Lily’s lifestyle is filled with humiliation. There’s no triumph in that.

And I wish I could protect her, but you can’t shield a girl from the world without taking her out of it.

“You can’t even say the word sex?” Scott says with a laugh. “Jesus Christ.”

She tucks a piece of hair behind her ear and turns to me, trying to ignore him but I see the hurt shadowing her face. “I’m going to start some homework,” she says in a small voice.

“Hey…” I wipe my hands on a towel and touch her shoulder before she leaves. “Don’t listen to him,” I whisper. “He’s disgusting.”

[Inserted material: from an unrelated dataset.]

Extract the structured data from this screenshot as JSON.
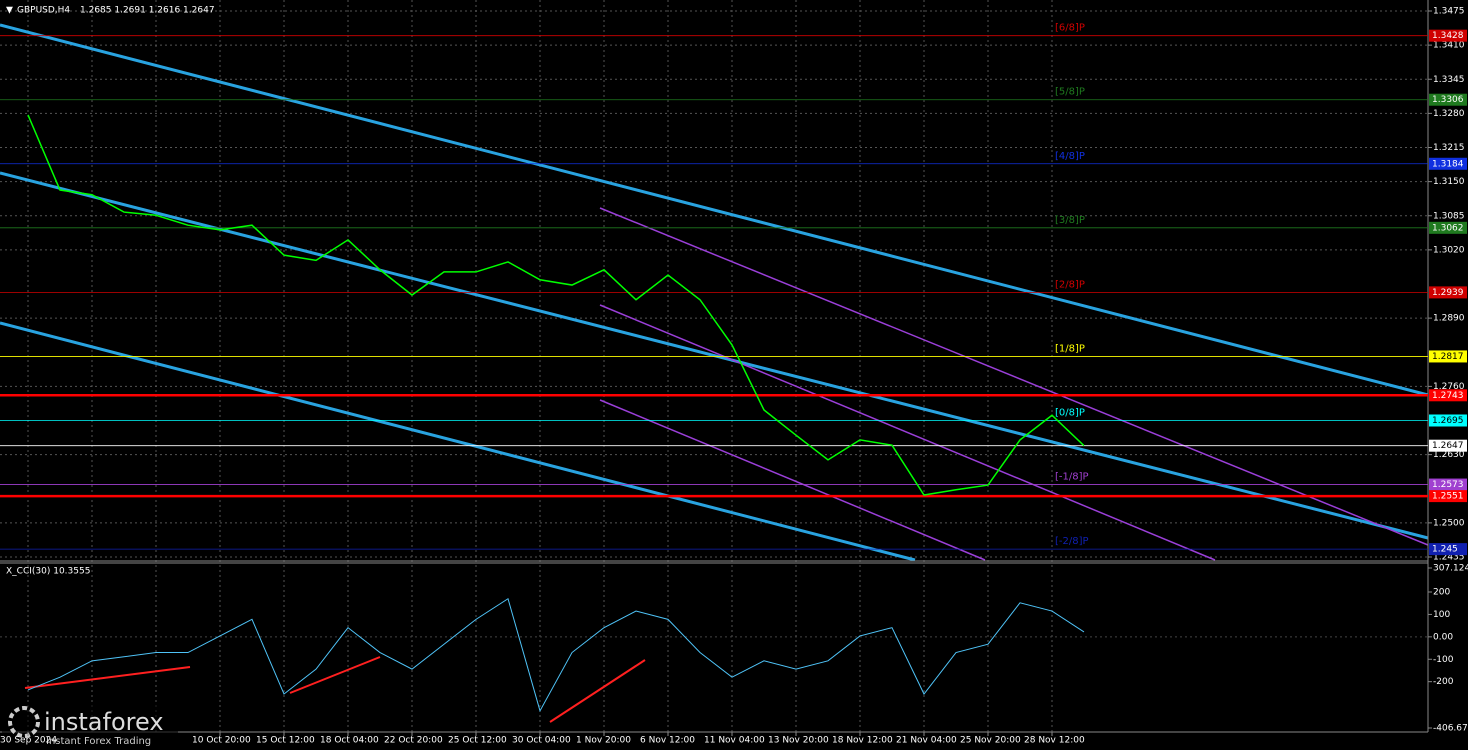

“I know. Connor told me the same thing this morning.”

I frown. “He did?”

“Yeah, he said that Scott would make fun of me and I just had to remember that everyone hates Scott and loves me.” She laughs but her eyes brim with tears. She wipes them before they fall. “I don’t mean to cry so much this week, honest. I think I’m on my period. I can use that excuse, right?”

I give her a hug, even if mine are the rigid kind. My heart breaks for her every time someone condemns her addiction. As if it’s a stupid joke. It’s not. And she’s not gross or weird or pathetic for how she feels. If the world slandered my name every day on social media sites, I’d be worse off than some tears now and then.

“Will you call Lo?” I ask. Even though he irritates me, he always seems to say the right things to brighten her mood.

“Yeah, I think I might.” She gives me another hug before leaving to her room. And leaving me alone with Scott.

My anger boils inside of me, and I have the impulse to slam open drawers and find a serrated knife to wave at his dick. I spin back towards the double-door refrigerator and notice that Scott has almost emptied all of the grocery bags.

“You’re a vile human being,” I tell him coldly, “and I could rip you apart right now, but I actually pity you.”

“Why is that?” He narrows his eyes and shuts the pantry door.

“Because you just insulted the only girl you should have never picked on. Once you’re on Loren Hale’s shit list, you generally don’t ever get off.”

“The guy with the sharp cheekbones, right?” Scott muses, as if he doesn’t know the twenty-two-year-old guy all over the news, who he’s met and lives with. “He doesn’t look that threatening.”

“He’s going to make your life hell,” I say with a smile, “for six long months.”

“Well, while you’re celebrating my demise…” He reaches into the last bag and then hands me a chocolate bar. “I bought you this. I heard it’s your favorite.”